After a long minute, she accepted his invitation and sat down beside him, drawing her cold bare feet up on the seat and tucking her robe around them. To make conversation, she asked, “What time is it?”
“Around midnight, I think.”
“What are you doing still up?”
“Couldn’t sleep.” He took a last puff on his cigar and flicked it into the grass. When he settled back in the seat, their shoulders brushed. She stiffened for a second, then relaxed, feeling silly. The touching of clothed shoulders was the least of her worries. Besides, his warmth felt good. Comforting. The silence between them seemed remarkably easy, all things considered. Even when Reuben broke it, his question didn’t take her by surprise. “Did you really love Joe?”
She nodded. “I did. As much as I could at sixteen years old. I was lonely, and he really was a nice boy. I know I loved him partly to spite my stepparents, and I know if we’d really gotten married it probably wouldn’t have worked out very well. But I did love him. And every year on the anniversary of his death I … remember him.”
To her surprise, Reuben put his arm around her and pulled her close to his side. She shouldn’t be surprised, though—he’d been nothing but kind and comforting all night. She laid her head on his hard shoulder, ruminating on the odd circumstance that even after all that had happened, sitting here beside him in the damp gray haze she felt closer to him than she ever, had before. And even though she missed Henry every day, and Ah You, and Willow Pond, not once since she’d come to San Francisco had she been lonely. Not once.
“If Mark Wing really gives us a lot of money for the tiger tomorrow, what will you do with your share?” she asked after a long time. “Once you pay off the Croakers, I mean.”
“Move farther west.”
“Farther west? But there isn’t anyth—”
“Keep going, all the way around the world. J
ust keep going. Keep on moving.”
She felt a sinking in her stomach, a hopeless, dismayed kind of emptiness whose meaning she had absolutely no desire to examine. “What would you do when you got all the way around? When you got home, I mean, back to Sweetbriar.”
“Sweetbriar?” He said it as if he’d never heard the word before. Then he put his head back against the bench and laughed, without a bit of humor. “Then I’ll start all over again. And when I get tired of moving, I’ll stop and buy myself a big spread somewhere. A cattle ranch like Edward Cordoba’s. And I’ll sit out on the veranda drinking iced champagne all day, watching other people work. For me, of course.”

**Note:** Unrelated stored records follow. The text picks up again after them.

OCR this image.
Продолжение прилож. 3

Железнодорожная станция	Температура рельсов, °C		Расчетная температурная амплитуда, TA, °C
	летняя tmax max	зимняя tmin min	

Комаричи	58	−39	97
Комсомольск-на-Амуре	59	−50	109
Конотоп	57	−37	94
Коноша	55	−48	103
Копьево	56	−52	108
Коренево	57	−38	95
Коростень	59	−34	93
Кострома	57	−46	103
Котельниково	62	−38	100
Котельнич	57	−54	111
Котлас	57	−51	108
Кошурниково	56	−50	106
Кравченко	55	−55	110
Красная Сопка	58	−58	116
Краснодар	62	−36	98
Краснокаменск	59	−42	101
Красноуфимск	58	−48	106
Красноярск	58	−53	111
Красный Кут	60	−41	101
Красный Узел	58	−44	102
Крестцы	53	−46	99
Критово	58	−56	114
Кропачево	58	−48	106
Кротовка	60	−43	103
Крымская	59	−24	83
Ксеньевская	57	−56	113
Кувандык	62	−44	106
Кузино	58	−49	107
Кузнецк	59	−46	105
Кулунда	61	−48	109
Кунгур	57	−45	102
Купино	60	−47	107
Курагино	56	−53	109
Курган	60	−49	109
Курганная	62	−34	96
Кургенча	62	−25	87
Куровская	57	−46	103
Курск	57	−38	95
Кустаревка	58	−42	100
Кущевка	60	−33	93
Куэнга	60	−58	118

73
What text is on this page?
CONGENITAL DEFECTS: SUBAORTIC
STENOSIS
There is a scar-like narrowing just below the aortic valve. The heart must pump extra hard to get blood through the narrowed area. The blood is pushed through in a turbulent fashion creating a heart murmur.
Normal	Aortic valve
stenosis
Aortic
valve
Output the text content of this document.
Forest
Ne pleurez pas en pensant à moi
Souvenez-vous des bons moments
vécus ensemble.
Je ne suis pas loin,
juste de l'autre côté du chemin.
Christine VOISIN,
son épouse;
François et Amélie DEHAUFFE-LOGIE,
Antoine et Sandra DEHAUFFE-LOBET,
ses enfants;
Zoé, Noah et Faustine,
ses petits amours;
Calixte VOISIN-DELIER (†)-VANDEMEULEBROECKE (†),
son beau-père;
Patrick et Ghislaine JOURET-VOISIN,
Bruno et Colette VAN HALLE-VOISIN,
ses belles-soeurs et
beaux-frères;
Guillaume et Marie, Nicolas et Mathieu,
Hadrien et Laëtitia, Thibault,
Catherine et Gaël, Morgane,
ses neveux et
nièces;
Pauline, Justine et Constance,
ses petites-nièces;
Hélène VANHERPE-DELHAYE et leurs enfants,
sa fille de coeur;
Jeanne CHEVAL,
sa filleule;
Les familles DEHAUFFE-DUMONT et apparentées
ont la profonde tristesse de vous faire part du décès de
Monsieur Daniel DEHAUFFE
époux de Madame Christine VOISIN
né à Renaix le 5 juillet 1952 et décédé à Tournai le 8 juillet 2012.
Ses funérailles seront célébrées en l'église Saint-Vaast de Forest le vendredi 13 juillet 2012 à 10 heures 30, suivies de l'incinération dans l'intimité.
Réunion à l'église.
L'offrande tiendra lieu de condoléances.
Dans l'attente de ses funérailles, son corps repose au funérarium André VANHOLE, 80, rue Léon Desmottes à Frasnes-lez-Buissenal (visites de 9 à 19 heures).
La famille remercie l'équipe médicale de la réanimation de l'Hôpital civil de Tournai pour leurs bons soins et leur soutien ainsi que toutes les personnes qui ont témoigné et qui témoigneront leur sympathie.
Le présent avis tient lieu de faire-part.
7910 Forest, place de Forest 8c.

“Really?” She didn’t quite believe it. She peered at him in the dimness, trying to read his face. “Don’t you want to make something of yourself?”
“Sure. I want to make myself rich and idle.” He smiled down at her. “What about you? What do you want out of life, Grace?”
“I don’t know,” she answered, honest for once. “Something, but I’m not sure what.”
“A husband and children?”
“I have a husband,” she reminded him softly.
“Kids?”
She shrugged, murmured something vague, and looked away. The old sadness reared up like a hand from a grave, but she pushed it back down.
“Don’t you want to be rich and idle?” he pursued.
“Rich and idle,” she repeated slowly, thinking about it. “Rich would be nice. But idle … I don’t think so. Wouldn’t that be boring?”
He looked at her as if the possibility had never occurred to him before. For the longest time he didn’t say anything. When he finally spoke, it wasn’t to answer the question at all. “You’re staying home tomorrow night, Grace. I don’t want you going with me to Wing’s house.”
She pulled away, sitting up straight. “Why not?”
“Because. It’s too dangerous.”
“Don’t be silly. Of course I’m going with you!”
“No, you’re not, and that’s final. There’s no sense in arguing about it, the subject’s closed.”